Oil and Gas: The Tale of Two Revolutions

War, religion, politics, and guns have been hotly contested topics for decades, even millennia. It hasn’t been until the last decade or so when families, friends, and communities started debating each other on the steps of state capitols and at dinner tables across the country over all aspects of energy, especially natural resource development.

It’s become an emotional debate, with two sides that feel like the other is not listening. Companies are frustrated, people are frustrated and the debate is only becoming more polarized every day. Depending on which side of the media you follow, there are pictures of oil-slicked birds, communities in economic despair and mothers fighting for their children’s futures.

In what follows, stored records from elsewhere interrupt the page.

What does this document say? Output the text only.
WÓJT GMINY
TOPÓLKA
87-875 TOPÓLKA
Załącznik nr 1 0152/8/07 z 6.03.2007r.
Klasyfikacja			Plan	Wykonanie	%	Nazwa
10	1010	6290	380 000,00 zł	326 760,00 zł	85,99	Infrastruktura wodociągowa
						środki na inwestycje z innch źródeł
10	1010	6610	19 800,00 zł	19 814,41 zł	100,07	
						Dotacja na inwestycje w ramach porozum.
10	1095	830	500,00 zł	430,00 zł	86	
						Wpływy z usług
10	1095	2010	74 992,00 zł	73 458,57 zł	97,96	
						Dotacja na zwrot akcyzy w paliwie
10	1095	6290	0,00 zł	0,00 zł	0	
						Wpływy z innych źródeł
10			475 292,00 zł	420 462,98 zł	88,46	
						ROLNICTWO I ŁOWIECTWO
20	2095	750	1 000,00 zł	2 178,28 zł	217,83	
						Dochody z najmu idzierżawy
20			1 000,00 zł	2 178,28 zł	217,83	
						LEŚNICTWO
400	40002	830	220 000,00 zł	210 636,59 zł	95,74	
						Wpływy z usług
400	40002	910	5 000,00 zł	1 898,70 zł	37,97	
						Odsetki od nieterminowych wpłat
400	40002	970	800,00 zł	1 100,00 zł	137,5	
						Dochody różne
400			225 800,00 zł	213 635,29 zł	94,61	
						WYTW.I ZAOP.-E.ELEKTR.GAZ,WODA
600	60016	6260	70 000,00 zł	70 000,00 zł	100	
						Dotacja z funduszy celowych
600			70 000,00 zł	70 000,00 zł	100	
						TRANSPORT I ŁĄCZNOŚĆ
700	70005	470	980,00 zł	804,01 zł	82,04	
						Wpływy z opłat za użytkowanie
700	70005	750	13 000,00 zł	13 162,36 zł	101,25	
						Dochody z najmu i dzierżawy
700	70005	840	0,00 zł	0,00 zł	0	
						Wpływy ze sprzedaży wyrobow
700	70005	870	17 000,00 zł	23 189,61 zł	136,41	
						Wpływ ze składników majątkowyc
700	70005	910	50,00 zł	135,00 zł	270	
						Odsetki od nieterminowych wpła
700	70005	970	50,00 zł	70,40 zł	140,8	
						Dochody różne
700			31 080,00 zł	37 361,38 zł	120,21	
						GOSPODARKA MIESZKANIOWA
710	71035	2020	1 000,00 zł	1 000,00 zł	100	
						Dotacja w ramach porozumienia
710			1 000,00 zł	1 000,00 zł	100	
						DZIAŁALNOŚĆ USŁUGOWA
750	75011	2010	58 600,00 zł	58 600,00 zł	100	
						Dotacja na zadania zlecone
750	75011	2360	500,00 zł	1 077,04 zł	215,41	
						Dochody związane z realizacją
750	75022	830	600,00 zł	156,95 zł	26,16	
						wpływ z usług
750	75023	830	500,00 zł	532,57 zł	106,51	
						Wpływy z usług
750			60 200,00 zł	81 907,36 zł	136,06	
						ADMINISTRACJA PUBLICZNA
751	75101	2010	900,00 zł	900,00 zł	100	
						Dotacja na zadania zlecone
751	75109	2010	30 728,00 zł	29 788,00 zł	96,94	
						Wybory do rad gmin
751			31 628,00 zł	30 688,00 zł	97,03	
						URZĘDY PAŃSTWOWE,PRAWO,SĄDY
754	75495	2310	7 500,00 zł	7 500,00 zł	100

But what does development entail and at what cost to the environment? Why do we need to develop these resources here in the United States? More importantly how does development of these resources affect the average citizen? Currently, citizens of the United States use close to 20 million barrels of oil per day to fuel their cars, heat their homes, and manufacture products that are used every day across America. In 2005, the U.S. was importing 12.5 million barrels a day; a large percentage being heavy crude from hostile nations like Venezuela, Nigeria, and Saudi Arabia. In 2012, that number decreased by half.

Domestic energy production, not just of oil but natural gas as well, has opened the door to U.S. self-sufficiency. These prolific shales can provide energy to US citizens for the next one hundred years. While that may not seem long to most, that time is essential to developing other sources of energy through new and advancing technologies in an effort to reduce our dependency on natural resources. Dependency, it’s a nasty word. Nobody wants to be dependent on anything or anyone. Yet, here we are, our whole society, and we’re all dependent. We want to reduce carbon emissions but we want to heat our homes. We don’t want to drill or mine into the earth but we want bicycles, televisions, and clothing. We don’t want hydraulic fracturing but we want to be able to drive our cars. It’s a catch 22.

The reality is, Americans are consumers. We consume everything from food, to energy, to products. From the moment we wake up in the morning we are using and consuming something brought to us by way of natural resource development. The aggregate liquids and gas just beneath the surface of the earth affords each and every one of us the lifestyles we live each day. If you’ve ever drank bottled water, lit a candle, taken a pain killer or a vitamin, put on makeup, bought any canned food, washed your clothes, or golfed, then you’ve used a product brought to you through natural resource development. There are thousands of items outside of gas for your car that have been created because of petroleum. The entire industry functions as a product of our needs and desires. We chase life, liberty and the pursuit of happiness each day because of the things we have and the experiences that we’re able to share because of petroleum.

Unfortunately, there is a disconnect between the public and the entire energy industry. Companies make decisions and operate in a wholesale marketplace; buying and selling between upstream, midstream and downstream markets that are affected by worldwide supply and demand, politics and even weather. Outside of production, these companies are working to create new technologies that enhance current production as well as future technologies that can move our world into the next era.

Consumers however, have made it very clear that jobs and economic importance should not trump environmental standards. They want to know what companies are doing to clean up air and water. They want to know in advance where companies are leasing, what methods will be used during production, and what the liquid composition is in fracturing fluid.

Each side is focused on entirely different issues and both sides perceive that the other doesn’t quite understand. What is clear is that one barrel of oil, which is roughly 42 gallons, produces 19 gallons of gasoline with the balance being used for other distillate oils and fuels needed for many other products. That’s just one barrel of the 20 million used each day.

Energy development is not just for gas and power; it provides basic necessities like clothing, manufactured products like water pipes for drinking water, and preservatives for food. While wind, solar and hydro can provide electricity, they cannot be a substitute for products produced from petroleum. So while nobody wants to be dependent, companies and individuals alike need to support each other while we find new sources of energy and an alternative for petroleum.